Presiden SBY dalam visi misinya ketika kampanye capres 2009 mengedepankan strategi pembangunan inklusif yaitu pemerataan akses dan aset pembangunan.
"Tetapi kenyataannya justru yang terjadi adalah pemusatan aset yang ditunjukkan oleh tingkat kesenjangan (gini ratio) yang semakin tinggi," kata Arif di Jakarta, Kamis.
Ia menilai, dari sisi aset, tahun 2004 ketika Presiden SBY baru mulai berkuasa angka gini ratio 0,32 dan 20 persen masyarakat berpendapatan tertinggi menguasai 40 persen pendapatan nasional.
"Kini gini ratio 0,41 dan 20 persen masyarakat berpenghasilan tertinggi menguasai 48 persen pendapatan nasional," kata Arif.
Dari sisi akses, tambahnya, juga terjadi penurunan karena pada tahun 2010 sebesar 1 persen pertumbuhan mampu membuka 567 ribu lapangan kerja baru, maka tahun 2012 berkurang hampir 300 persen yaitu menjadi 178 ribu lapangan kerja per 1 persen pertumbuhan.
Dari sisi lain pembangunan inklusif juga mensyaratkan adanya akses stabilitas ekonomi rumah tangga yang ditunjukkan oleh stabilitas harga kebutuhan pokok dasar masyarakat.
"Tetapi justru harga-harga tersebut meningkat dengat pesat malah ada yang mencapai dua kali lipat dibandingkan dengan harga pada tahun 2009 seperti misalnya harga daging," kata Arif.

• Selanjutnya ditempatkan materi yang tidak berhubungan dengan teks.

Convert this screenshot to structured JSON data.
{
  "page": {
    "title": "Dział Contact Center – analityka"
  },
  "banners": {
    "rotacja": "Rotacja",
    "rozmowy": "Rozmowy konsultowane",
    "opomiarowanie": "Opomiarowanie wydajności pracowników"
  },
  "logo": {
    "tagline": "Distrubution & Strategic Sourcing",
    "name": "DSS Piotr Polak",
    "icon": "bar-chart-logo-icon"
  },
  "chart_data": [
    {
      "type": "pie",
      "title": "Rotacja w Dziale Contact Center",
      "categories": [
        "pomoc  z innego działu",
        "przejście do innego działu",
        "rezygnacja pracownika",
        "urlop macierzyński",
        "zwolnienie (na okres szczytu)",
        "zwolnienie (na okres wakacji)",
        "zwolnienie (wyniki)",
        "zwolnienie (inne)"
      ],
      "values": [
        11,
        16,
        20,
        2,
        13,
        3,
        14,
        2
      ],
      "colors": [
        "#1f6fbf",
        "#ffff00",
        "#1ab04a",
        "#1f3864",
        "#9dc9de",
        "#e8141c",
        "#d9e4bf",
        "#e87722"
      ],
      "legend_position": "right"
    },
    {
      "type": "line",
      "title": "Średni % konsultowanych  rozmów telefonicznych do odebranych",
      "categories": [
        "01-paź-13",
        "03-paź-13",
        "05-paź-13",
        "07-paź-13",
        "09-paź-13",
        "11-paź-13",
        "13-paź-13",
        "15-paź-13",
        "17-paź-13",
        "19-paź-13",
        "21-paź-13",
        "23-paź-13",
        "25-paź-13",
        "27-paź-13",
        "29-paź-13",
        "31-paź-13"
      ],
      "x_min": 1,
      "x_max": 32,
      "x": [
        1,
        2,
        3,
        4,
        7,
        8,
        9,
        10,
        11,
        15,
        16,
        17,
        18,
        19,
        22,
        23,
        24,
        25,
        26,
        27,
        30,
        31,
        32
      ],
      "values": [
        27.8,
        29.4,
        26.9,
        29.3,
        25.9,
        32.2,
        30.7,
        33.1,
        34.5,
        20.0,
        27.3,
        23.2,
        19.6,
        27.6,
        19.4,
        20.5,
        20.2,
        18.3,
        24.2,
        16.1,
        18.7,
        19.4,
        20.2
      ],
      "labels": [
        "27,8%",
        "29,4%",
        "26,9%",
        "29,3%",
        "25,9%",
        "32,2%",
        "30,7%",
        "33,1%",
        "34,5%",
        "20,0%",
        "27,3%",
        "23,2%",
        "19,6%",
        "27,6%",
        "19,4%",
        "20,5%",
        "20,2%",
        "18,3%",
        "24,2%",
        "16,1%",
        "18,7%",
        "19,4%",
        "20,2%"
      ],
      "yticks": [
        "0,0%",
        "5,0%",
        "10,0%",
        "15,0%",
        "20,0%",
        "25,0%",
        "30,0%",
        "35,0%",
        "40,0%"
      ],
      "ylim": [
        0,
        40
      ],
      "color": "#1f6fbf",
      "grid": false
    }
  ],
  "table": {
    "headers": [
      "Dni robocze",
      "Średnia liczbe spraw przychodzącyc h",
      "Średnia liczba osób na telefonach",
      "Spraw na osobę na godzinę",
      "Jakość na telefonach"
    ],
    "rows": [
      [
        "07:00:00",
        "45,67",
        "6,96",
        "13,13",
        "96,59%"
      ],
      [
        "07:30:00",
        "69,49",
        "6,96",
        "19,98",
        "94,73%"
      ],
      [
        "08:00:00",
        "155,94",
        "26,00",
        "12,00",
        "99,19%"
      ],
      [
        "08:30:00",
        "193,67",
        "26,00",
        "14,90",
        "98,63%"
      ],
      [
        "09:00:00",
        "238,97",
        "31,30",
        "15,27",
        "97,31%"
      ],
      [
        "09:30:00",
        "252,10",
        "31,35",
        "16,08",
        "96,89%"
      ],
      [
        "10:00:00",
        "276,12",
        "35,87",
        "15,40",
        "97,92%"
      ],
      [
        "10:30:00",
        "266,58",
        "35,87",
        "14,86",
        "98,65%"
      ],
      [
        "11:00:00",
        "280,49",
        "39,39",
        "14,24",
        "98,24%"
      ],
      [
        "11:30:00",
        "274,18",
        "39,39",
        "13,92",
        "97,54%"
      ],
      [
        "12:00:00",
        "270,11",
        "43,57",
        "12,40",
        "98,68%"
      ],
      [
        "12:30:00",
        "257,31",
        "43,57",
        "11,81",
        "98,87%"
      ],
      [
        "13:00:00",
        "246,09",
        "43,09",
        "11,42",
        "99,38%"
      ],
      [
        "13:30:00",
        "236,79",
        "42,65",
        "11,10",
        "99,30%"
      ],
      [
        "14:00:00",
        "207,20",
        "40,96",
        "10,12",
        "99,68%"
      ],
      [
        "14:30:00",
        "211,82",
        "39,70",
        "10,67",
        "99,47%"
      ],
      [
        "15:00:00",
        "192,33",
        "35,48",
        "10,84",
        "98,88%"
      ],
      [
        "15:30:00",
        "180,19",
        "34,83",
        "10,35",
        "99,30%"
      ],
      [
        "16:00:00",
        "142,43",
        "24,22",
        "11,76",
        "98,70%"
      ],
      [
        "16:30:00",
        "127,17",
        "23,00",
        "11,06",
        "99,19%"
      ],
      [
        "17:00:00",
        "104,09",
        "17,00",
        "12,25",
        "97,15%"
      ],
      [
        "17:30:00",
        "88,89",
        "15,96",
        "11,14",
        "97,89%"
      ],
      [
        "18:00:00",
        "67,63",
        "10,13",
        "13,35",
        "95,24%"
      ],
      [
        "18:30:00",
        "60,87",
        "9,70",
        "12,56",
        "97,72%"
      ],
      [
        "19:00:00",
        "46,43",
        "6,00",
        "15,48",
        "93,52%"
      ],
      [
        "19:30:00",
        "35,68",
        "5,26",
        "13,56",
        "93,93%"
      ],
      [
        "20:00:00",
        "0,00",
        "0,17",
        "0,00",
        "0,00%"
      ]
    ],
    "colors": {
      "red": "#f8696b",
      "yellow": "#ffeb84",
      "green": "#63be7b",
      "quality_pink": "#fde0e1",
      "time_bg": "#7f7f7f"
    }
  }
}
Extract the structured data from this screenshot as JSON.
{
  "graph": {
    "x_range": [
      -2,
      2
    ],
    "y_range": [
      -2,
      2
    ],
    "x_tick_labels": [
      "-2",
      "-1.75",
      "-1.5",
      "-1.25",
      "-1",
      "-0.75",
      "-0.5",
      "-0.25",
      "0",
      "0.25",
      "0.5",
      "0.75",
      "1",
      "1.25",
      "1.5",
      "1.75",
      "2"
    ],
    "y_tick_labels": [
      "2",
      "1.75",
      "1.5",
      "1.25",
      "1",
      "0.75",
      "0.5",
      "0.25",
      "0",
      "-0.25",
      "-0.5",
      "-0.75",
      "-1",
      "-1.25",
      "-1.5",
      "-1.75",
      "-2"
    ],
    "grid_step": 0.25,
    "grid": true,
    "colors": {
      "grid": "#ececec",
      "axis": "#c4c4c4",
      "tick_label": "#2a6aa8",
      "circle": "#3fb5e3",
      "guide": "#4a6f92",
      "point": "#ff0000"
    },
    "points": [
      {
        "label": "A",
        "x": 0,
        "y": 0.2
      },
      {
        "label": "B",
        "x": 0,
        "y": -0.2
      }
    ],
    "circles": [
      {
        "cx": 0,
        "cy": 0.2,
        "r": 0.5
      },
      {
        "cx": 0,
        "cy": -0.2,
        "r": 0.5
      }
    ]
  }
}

Kebijakan fiskal yang selama 5 tahun terakhir ini cenderung ekspansif yang ditunjukkan dengan defisit APBN yang semakin membesar dan utang yang meningkat ternyata semakin menjauhkan partisipasi masa rakyat dalam pembangunan.
"Untuk itu kebijakan fiskal perlu dikonsolidasikan kembali sesuai amanat konstitusi agar makna pembangunan inklusif yang pernah didengung-dengungkan itu bukanlah hanya jargon kampanye semata," ungkapnya.